Bishop William Tournebu (1179-99) who probably initiated work on the nave had been dean of Bayeux Cathedral.
Bishop Hugh de Morville (1208-1238) presided over most of the Gothic construction: he was buried in the choir. An interegnum followed his death; in 1245 Gislanus became bishop,
There is no documentation for the construction of the new nave, probably begun at the end of the twelfth century.

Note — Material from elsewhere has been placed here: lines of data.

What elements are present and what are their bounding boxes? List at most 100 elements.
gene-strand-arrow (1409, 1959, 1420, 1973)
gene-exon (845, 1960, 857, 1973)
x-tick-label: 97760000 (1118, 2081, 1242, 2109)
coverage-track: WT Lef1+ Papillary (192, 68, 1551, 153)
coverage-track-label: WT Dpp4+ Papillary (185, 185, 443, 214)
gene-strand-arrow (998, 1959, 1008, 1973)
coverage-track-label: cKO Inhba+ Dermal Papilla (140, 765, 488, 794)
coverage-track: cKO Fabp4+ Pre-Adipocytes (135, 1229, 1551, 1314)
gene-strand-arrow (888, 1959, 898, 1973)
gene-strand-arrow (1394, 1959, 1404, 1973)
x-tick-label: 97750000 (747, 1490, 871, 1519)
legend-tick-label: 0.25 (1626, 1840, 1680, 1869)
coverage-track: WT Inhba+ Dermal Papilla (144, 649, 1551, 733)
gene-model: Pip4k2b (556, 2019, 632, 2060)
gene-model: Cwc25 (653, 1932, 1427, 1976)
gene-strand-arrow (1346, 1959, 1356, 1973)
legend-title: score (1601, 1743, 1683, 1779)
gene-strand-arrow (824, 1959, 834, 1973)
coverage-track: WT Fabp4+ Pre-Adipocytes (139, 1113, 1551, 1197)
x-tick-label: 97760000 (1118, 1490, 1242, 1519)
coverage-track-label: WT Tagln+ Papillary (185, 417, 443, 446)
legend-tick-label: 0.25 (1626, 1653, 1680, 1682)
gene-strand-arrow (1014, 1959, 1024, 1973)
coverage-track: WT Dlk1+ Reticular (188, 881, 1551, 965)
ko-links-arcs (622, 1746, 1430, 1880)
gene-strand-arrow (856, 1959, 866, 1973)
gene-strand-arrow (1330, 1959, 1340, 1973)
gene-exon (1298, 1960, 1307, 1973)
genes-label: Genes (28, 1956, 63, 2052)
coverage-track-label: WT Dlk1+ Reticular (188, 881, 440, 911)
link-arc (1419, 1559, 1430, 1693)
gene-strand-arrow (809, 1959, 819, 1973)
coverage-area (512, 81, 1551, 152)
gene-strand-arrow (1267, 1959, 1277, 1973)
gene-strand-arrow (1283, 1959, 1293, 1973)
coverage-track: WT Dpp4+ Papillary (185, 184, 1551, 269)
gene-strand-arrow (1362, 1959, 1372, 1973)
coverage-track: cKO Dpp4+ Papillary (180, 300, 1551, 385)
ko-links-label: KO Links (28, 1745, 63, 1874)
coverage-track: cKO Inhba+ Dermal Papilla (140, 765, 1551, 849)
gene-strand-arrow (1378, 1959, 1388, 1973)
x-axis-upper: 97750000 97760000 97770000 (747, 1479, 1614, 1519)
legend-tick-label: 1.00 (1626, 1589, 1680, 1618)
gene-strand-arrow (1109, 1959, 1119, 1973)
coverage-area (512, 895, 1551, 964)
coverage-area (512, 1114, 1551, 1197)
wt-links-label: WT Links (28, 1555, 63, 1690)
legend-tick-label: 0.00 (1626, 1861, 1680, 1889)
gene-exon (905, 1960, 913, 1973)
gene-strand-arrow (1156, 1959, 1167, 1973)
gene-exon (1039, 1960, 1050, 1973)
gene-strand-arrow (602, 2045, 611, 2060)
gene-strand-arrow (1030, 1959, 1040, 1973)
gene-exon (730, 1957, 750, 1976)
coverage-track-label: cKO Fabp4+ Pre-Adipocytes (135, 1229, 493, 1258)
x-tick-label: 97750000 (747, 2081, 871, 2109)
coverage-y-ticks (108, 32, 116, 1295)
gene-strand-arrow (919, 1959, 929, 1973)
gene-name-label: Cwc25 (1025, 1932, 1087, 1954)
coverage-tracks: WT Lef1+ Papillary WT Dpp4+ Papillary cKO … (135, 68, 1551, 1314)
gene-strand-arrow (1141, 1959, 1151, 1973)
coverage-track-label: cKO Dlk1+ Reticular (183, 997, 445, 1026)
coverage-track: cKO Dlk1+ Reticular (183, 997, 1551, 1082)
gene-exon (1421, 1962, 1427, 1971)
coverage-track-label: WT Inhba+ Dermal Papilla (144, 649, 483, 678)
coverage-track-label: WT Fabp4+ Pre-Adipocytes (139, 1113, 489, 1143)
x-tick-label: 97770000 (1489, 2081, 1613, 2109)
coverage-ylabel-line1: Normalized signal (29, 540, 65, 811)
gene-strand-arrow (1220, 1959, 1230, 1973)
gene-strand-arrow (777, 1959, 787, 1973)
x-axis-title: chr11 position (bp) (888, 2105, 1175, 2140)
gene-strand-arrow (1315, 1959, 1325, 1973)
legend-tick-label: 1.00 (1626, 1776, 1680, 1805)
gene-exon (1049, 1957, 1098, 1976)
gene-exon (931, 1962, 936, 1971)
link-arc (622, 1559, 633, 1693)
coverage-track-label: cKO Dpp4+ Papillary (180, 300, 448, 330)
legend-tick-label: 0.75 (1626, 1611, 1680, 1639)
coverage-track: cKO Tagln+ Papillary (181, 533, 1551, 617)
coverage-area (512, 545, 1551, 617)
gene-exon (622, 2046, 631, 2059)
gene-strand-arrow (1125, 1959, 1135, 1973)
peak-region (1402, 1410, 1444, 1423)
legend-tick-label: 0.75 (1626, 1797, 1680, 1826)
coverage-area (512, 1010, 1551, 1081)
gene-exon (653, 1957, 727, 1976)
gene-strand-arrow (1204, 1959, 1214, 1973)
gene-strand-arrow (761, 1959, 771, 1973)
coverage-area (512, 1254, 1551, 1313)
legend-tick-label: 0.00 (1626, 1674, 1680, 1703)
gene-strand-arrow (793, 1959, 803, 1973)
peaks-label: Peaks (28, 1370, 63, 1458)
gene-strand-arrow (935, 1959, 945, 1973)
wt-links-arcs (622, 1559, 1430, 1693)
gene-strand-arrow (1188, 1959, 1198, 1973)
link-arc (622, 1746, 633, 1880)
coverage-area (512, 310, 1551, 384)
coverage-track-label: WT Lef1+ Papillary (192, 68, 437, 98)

The choir and transept arms, sometimes dated in the mid-13th century were probably begun under Bishop Hugh and finished by around 1235. The life of Bishop Hugh is documented by Lindy Grant, who, noting his foundation of six chapels in the cathedral and his burial in the choir, suggests that he was a building bishop
The forms of the nave make direct references to Fécamp; work at Coutances parallels that at S-Laurent of Eu. Work on the Coutances nave probably came soon after the nave of Bayeux. Similarities of form in early Norman Gothic -- often looking back to S-Etienne of Caen-- reflect a network of connections amongst Norman prelates who tended to be conservative and to have strong local roots.
Grant, hailing the choir of Coutances as "the most beautiful Gothic structure in Normandy," proposed a Norman architect with a background in the choir of S-Etienne of Caen (particularly in relation to the linked spaces of the radiating chapels). Exterior massing in the two chevets is very similar. There are also strong links with the cloister of Mont-Saint-Michel and Hambye.